[Nouvelle Aquitaine] Réforme de la formation des enseignants : vigilance et exigences de l’Unsa Education

Le nouveau cadre de la formation initiale des enseignants est posé. Mais entre avancées réelles et angles morts préoccupants, l'UNSA Éducation reste en alerte. Retour sur les points de vigilance issus du CSA de la région Nouvelle Aquitaine

Réforme de la formation initiale des enseignants : une avancée à sécuriser, des inquiétudes qui persistent

La mise en œuvre de la réforme de la formation initiale des enseignants, prévue pour la rentrée 2026, marque un tournant majeur avec le déplacement du concours à Bac+3. Nous actons la volonté de professionnaliser davantage le cursus via les nouvelles Licences Professorat des Écoles (LPE) et les Masters Enseignement et Éducation (M2E). Pour autant, notre vigilance reste entière : pour que cette réforme soit une réussite, elle doit garantir l’équité territoriale et la sécurisation des parcours pour tous les étudiants.

 

Un maillage territorial en péril ?

L’un de nos points d’alerte majeurs concerne la nouvelle carte des formations. Sous couvert de « soutenabilité » et de « mutualisations », nous assistons à un regroupement massif de certaines disciplines. Le constat est préoccupant : la concentration des M2E en Arts plastiques et en Philosophie sur Bordeaux, ou de l’Éducation musicale sur Poitiers, crée de fait des zones d’ombre sur le reste de la région. Plus troublant encore, certaines disciplines comme l’Allemand et l’Italien basculent au niveau inter-régional, voire national.

Attention à ne pas produire une offre de formation disparate qui aurait pour effet l’inverse de celui recherché, à savoir une meilleure attractivité pour les métiers de l’enseignement.

Comment attirer des candidats si on les contraint, dès la licence ou le master, à des mobilités géographiques coûteuses ?

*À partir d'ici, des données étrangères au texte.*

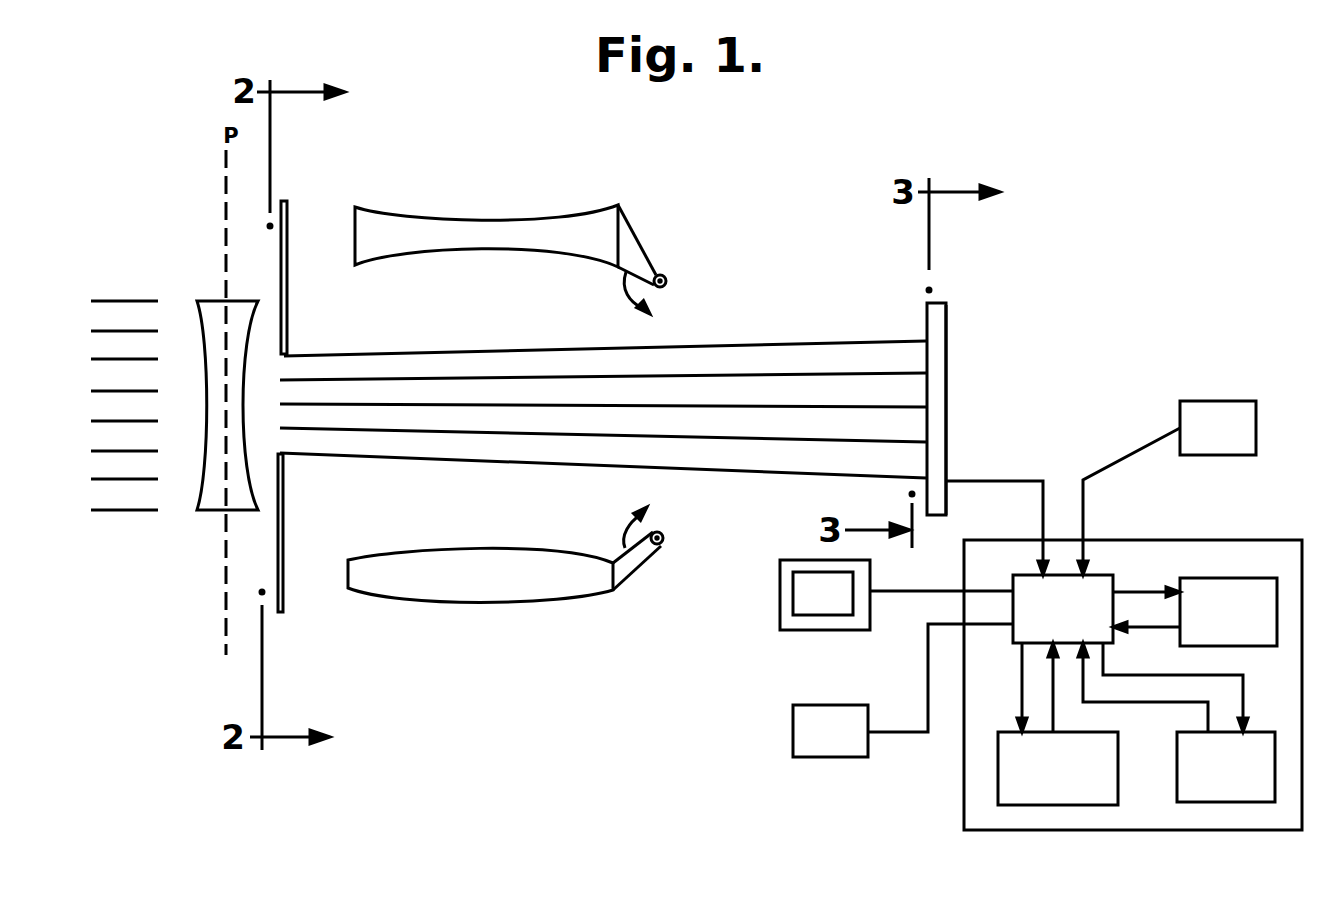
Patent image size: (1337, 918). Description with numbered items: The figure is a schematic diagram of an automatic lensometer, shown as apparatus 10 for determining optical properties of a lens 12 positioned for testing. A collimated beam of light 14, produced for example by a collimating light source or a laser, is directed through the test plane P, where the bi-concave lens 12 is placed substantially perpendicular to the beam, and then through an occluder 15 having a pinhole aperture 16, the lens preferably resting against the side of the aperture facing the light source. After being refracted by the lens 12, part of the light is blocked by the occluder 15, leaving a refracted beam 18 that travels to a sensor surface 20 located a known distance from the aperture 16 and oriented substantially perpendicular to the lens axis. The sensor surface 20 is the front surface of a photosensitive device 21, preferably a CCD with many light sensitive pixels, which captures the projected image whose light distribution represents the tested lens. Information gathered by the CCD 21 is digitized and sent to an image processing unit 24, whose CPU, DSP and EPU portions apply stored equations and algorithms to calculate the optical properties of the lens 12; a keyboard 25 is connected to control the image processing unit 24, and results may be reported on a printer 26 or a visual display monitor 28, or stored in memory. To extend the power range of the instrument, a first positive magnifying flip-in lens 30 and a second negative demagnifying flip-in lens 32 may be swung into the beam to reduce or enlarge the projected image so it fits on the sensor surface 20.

The apparatus 10 is at (565, 688).
The lens 12 is at (203, 512).
The collimated beam of light 14 is at (118, 290).
The occluder 15 is at (284, 580).
The pinhole aperture 16 is at (294, 448).
The refracted beam 18 is at (490, 345).
The sensor surface 20 is at (926, 318).
The photosensitive device 21 is at (948, 325).
The image processing unit 24 is at (1080, 830).
The keyboard 25 is at (1235, 401).
The printer 26 is at (828, 757).
The visual display monitor 28 is at (780, 594).
The first positive magnifying flip-in lens 30 is at (505, 222).
The second negative demagnifying flip-in lens 32 is at (453, 603).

La création de « pôles de compétences » ne doit pas se traduire par un recul de la proximité du service public d’éducation. Dans le premier degré, le Sud-Ouest de notre académie reste particulièrement peu couvert : les Landes demeurent tiraillées entre les pôles de Bordeaux et de Pau, sans autre alternative.

 

Le sort des non-lauréats : des garanties indispensables

Une autre source d’inquiétude réside dans l’avenir des étudiants qui n’auront pas réussi le concours à l’issue de la L3. Si la possibilité de poursuivre en M1 ou M2 est actée, les flous demeurent nombreux. L’administration évoque des « parcours adaptés en cours de définition » et la volonté de ne laisser « aucun étudiant sans solution », mais cela ne suffit pas.

Nous exigeons des garanties nationales et locales claires :

Quels modules de préparation supplémentaires seront réellement proposés ?
Quelle reconnaissance pour ces étudiants qui auront suivi un cursus très spécialisé sans décrocher le concours ?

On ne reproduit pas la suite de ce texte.